Parmi les propositions du plan « Fit for 55 » présenté par la Commission européenne mercredi 14 juillet pour concrétiser le Pacte Vert européen, visant à réduire de 55 % les émissions de gaz à effet de serre d’ici à 2030, figure la taxation du kérosène. Un sujet qui oppose d’un côté l’IATA (International Air Transport Association) et, de l’autre, les associations professionnelles européennes.
Mesure contre-productive ou inévitable pour atteindre les objectifs de l’Union européenne ‘UE) en matière de réduction des gaz à effet de serre ?
Tels sont les termes du débat qui agite le monde de l’aviation, secteur particulièrement visé par les 10 propositions de la Commission européenne pour mettre en pratique le Pacte Vert européen, adopté en juin 2019. Ces dernières prévoient en effet, via l’initiative ReFuelEU Aviation, que les fournisseurs de carburants accroissent la part des carburants d’aviation durables dans les carburéacteurs embarqués dans les aéroports de l’UE, y compris les carburants de synthèse («e-fuels») à faible teneur en carbone.
L’IATA vent debout contre le principe de taxation du kérozène
En outre, « le système de taxation des produits énergétiques doit également préserver et améliorer le marché unique et soutenir la transition écologique en proposant les incitations appropriées », selon la Commission européenne. Traduction : il va falloir taxer le kérosène utilisé pour les vols intra-européens, jusqu’à présent dispensés de taxes pour éviter la concurrence entre États membres.
Le fret et l’aviation d’affaires auraient cependant droit à un régime spécial avec la mise en place progressive d’une taxe sur 10 ans.

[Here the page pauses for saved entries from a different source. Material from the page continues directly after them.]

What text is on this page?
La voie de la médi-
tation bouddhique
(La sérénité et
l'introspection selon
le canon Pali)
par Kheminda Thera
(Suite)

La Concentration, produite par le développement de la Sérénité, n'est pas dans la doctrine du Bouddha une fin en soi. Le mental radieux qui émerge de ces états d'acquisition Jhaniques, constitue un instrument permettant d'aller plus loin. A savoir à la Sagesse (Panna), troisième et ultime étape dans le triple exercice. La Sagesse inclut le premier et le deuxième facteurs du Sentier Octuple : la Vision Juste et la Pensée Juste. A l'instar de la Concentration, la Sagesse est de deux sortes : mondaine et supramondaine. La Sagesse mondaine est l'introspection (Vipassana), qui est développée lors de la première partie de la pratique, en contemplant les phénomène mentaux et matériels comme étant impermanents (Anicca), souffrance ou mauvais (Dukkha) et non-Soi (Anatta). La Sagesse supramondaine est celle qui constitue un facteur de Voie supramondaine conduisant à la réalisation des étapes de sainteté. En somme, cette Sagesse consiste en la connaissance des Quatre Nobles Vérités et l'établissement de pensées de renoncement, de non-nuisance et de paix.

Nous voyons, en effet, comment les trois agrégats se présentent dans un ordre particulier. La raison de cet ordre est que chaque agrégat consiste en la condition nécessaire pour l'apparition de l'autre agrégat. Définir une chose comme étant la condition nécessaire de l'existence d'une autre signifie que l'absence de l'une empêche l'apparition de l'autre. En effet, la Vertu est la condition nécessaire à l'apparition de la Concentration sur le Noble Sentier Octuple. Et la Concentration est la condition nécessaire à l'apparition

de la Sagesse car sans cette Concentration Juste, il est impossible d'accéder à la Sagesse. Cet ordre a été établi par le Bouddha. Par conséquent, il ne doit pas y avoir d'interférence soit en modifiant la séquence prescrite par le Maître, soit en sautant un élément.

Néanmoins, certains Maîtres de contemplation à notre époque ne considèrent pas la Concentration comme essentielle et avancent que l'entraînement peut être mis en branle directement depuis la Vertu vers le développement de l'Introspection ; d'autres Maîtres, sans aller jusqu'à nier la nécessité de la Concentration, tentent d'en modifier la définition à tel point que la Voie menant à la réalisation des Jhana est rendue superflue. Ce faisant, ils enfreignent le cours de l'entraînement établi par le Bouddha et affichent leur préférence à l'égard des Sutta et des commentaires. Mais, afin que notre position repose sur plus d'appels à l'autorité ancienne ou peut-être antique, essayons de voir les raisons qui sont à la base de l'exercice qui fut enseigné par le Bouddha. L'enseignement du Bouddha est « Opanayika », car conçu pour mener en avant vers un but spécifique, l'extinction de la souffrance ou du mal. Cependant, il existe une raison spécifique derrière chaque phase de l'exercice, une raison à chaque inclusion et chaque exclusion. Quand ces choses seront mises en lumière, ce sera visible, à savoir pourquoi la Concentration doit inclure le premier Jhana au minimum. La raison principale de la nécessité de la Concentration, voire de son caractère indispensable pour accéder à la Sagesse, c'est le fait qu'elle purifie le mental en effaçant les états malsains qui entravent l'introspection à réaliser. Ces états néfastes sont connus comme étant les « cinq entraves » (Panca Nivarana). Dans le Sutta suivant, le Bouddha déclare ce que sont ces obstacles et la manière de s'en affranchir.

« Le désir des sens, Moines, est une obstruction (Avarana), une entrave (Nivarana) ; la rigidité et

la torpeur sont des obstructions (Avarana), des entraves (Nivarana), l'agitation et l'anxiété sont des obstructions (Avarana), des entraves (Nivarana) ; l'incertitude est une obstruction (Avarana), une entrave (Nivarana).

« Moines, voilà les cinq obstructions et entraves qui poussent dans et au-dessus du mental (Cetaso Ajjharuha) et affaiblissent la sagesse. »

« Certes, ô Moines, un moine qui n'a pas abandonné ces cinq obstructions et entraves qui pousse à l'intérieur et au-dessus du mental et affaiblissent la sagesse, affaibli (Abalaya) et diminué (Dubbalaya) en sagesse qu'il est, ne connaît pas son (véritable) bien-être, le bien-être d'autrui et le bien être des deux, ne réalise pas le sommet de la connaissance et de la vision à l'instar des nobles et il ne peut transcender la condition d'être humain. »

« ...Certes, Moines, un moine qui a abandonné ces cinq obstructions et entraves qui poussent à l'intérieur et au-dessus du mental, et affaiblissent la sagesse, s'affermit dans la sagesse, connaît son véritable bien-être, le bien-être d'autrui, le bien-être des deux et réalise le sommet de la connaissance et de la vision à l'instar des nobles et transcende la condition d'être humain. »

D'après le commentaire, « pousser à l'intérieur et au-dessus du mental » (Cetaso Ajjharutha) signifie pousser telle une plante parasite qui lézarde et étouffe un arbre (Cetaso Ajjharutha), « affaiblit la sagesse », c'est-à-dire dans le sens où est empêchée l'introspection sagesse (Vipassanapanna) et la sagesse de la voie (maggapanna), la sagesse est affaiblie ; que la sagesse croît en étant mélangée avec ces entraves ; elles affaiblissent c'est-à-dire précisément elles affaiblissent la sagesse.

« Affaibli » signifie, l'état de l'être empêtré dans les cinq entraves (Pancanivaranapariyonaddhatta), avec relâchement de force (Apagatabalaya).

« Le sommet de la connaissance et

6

En parallèle, la Commission propose l’augmentation du seuil minimal de biocarburants, l’alignement sur le régime mondial de compensation et de réduction de carbone (CORSIA) ainsi que la suppression des quotas d’émission à titre gratuit (les « permis de polluer ») à l’horizon 2026. Bref, de quoi faire monter au créneau l’IATA, qui regroupe quelque 300 compagnies aériennes du monde entier.
L’association s’est ainsi fendue d’un communiqué dans lequel son directeur général, Willie Walsh, pourfend les propositions émises par la Commission européenne : « Nous n’avons pas besoin de mesures dissuasives ou punitives comme des taxes pour motiver le changement. De fait, les taxes siphonnent l’argent que l’industrie pourrait investir dans la réduction des émissions, comme le renouvellement des flottes et les technologies propres. Pour réduire les émissions, nous avons besoin que les gouvernements mettent en place un cadre politique constructif qui, dans l’immédiat, se concentre sur des incitations à la production de carburants durables et la concrétisation du ciel européen unique. »
L’aviation européenne soutient la Commission
Autre son de cloche du côté d’ACI Europe (Airports Council International Europe, association professionnelle des aéroports européens). « Le programme Fit for 55 fournit un cadre commun et des objectifs clairs au regard de l’initiative ReFuel EU Aviation et de la régulation des infrastructures de carburants alternatifs », estime l’association dans un communiqué. En outre, ACI Europe rappelle que ces propositions rejoignent l’objectif de zéro émission de CO2 d’ici à 2050 pour tous les vols européens (depuis, à destination de et dans l’Europe).
En effet, ACI Europe et les associations Airlines for Europe (compagnies aériennes européennes), ERA (compagnies aériennes régionales européennes), CANSO (organisation des services de navigation aérienne civile) et ASD (industrie aéronautique, spatiale et militaire) ont pris les devants en proposant un Pacte européen pour une aviation durable, piloté par la Commission. Il s’agit de proposer une feuille de route commune pour les industriels et les dirigeants politiques afin d’harmoniser leurs actions afin d’atteindre les objectifs climatiques 2030 et 2050.
En février dernier, ces organisations ont lancé Destination 2050, un programme de mesures visant des émissions nulles en 2050 grâce à quatre axes : l’amélioration technologique, les carburants durables, des mesures économiques et l’amélioration de la gestion du trafic aérien.
Bref, ce débat entre les partisans d’un cadre politique fort et les partisans d’initiatives strictement industrielles est déjà bien nourri et n’est pas terminé. Il faudra en effet entre 12 et 18 mois pour que les mesures proposées par la Commission soient adoptées par chaque Etat membre.